I spent the day today serging chemotherapy turbans at the stake RS service project. I ruined the first one and sneaked it into the trash, but soon got the hang of it and went zipping along. I can't say that it made me feel better about the existence of cancer, but at least I contributed. I can't do anything about cancer, but I can do this. Sat Sep 27 2003 16:17:
Did I mention that when my home health nurse came a couple of days ago, she was in tears? Seems she had just left a six year old kid who was actively dying. She's been his home health nurse all along, so she's had time to get attached to him. I felt just terrible--for him, for her, for the world. Cancer is such an ugly thing.
Sun Sep 28 2003 20:25:
I have filled another scrapbook, and have gotten the family history to where we moved to Arvin. (August 1987). This means I only have about five more years to put in a book. I'm wondering if it will all fit in one book--probably not. I'll probably have to buy two more. I wonder what the Creative Memories lady will do for business if my scrapbooks are finished?
Mon Sep 29 2003 18:14:
OK, today is the day. It is really going to happen. I am going to clean out my refrigerator. Right. Now.

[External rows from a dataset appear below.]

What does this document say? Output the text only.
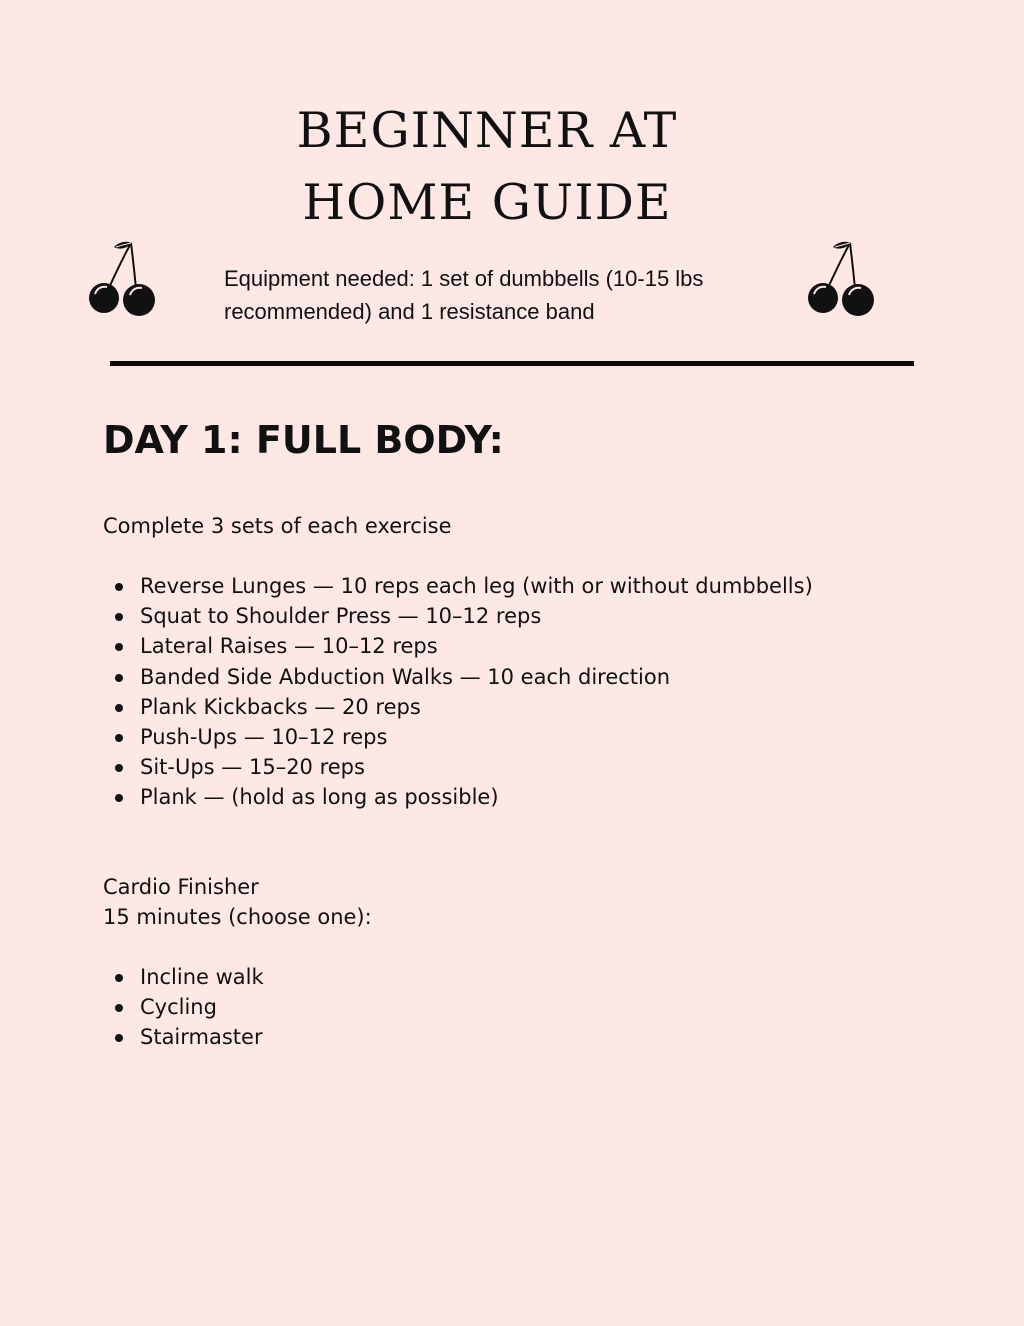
BEGINNER AT
HOME GUIDE

Equipment needed: 1 set of dumbbells (10-15 lbs recommended) and 1 resistance band

DAY 1: FULL BODY:

Complete 3 sets of each exercise

Reverse Lunges — 10 reps each leg (with or without dumbbells)
Squat to Shoulder Press — 10–12 reps
Lateral Raises — 10–12 reps
Banded Side Abduction Walks — 10 each direction
Plank Kickbacks — 20 reps
Push-Ups — 10–12 reps
Sit-Ups — 15–20 reps
Plank — (hold as long as possible)

Cardio Finisher
15 minutes (choose one):

Incline walk
Cycling
Stairmaster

Juan is going to seed the yard with winter ryegrass on October 15, so I need to have the vegetable garden all pulled out by then. However, the Amundsens are going to come over Saturday morning and help me. Bless their hearts. I have to get the Langleys to come for the rosebush and the Welches to come for the wisteria. (All my landscaping mistakes!) I decided where I would move the strawberries. Tue Sep 30 2003 15:22:
I was going to make pasta salad using the cherry tomatoes from the plant I was going to rip out today, but I forgot some of the ingredients when I went to the grocery store yesterday. I think instead of ripping out the tomato plant, I will pull some weeds.
Tue Sep 30 2003 18:21:
Oh, dear. The UPS has delivered 100 daffodil bulbs. I wasn't expecting them for another three weeks, and I'm not quite ready for them. I guess everything else goes on hold while I do the fall yard work!